Людовик IX Святой
Шрифт:
И, несомненно, главное — новая география загробного мира и модификация вследствие этого верований и практики, связанных со смертью, лучше всего способствуют утверждению индивидуума. Господь будет решать в самый момент смерти, предстоит ли покойному пройти через чистилище, через это новое место загробного мира, отныне имеющее собственную территорию, ибо чистилище будет существовать лишь до конца времен, и Господь не будет больше ожидать Страшного суда, чтобы отправить умершего в ад или в рай; он должен сразу определить место пребывания для его души, в отдельных случаях временное. Момент, который становится решающим для вечного спасения или проклятия, — это самый момент смерти, смерти индивидуума [907] . Но я не вполне согласен с А. Я. Гуревичем, который полагает, что вера в чистилище оторвала индивидуума от общности в целом [908] . Сокращение срока пребывания в чистилище зависело от помощи, оказываемой близкими умершего, пребывающего в чистилище, молитвами, мессами и подаяниями.
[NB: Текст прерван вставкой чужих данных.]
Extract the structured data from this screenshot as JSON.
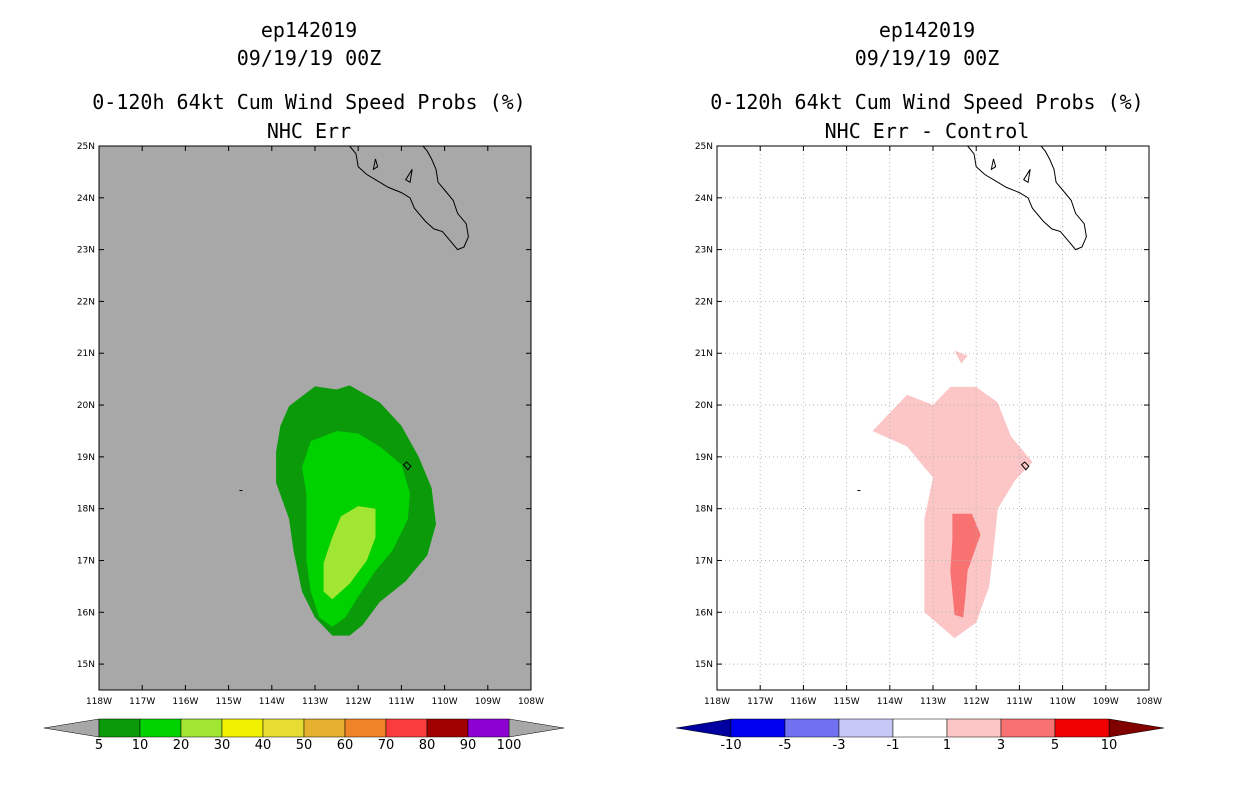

Таким образом, образуются новые связи между живыми и мертвыми и усиливается значение, наряду с кровной семьей, семей духовных или искусственных: монашеских орденов, братств и т. д. Между индивидуумом и группами, с которыми он связан, устанавливается новое равновесие. Именно в таком равновесии протекала жизнь Людовика Святого.
907
Le Goff J. La Naissance du Purgatoire…
908
Gourevic A. Conscience individuelle et image de l’au-dela au Moyen Age…
Лучшее слово, характеризующее одновременное пробуждение «я-moi» и «я-je», есть, несомненно, совесть [909] . Испытание совести, дела совести стали реальностями ХIII века. Не раз обращалось внимание на то, как, осуществляя свою власть, например посылая ревизоров, французские короли ХIII–XIV веков прислушивались к своей совести и хотели быть в ладу с нею, и она, эта совесть, должна была обеспечить им личное спасение и спасение их народа. И в этом снова смыкаются индивидуум и общность. Изо всех этих королей самой больной совестью обладал Людовик Святой.
909
Chenu M.-D. L’Eveil de la conscience dans la civilisation medievale…;
Strayer J. R. La conscience du roi // Melanges R. Aubenas. Montpellier, 1974;
Brown E. A. R. Taxation and Morality in the XlIIth and XIVth Centuries: Conscience and Political Power and the Kings of France // French Historical Studies. 1973. Vol. 8. P. 1—28.
Такое давление индивидуума на модель, на то, что Фома Челанский называл в связи с Франциском Ассизским forma, в смысле «литейной формы», испытывают и агиографы, иногда поддающиеся этому, которые знали короля (а его исповедник Жоффруа де Болье знал его и как приближенный, и как доверенное лицо «внутреннего человека») и которые слышали о нем от его близких, — это случай Гийома де Сен-Патю, исповедника королевы, обращавшегося к досье канонизации и к содержащимся в нем свидетельствам.
Но даже в их изображении Людовик Святой порой расходится с моделью. Во-первых, потому что святой должен также бороться с самим собой и с дьяволом, — на земле никто, даже святой, не совершенен, и его не следует все время идеализировать. Но, самое главное, эти свидетельства не могут ускользнуть от непосредственного представления, которое они имеют о личности их героя. Как бы то ни было, жизненный опыт заставляет их порой изображать не типичного, не идеального, а реального короля.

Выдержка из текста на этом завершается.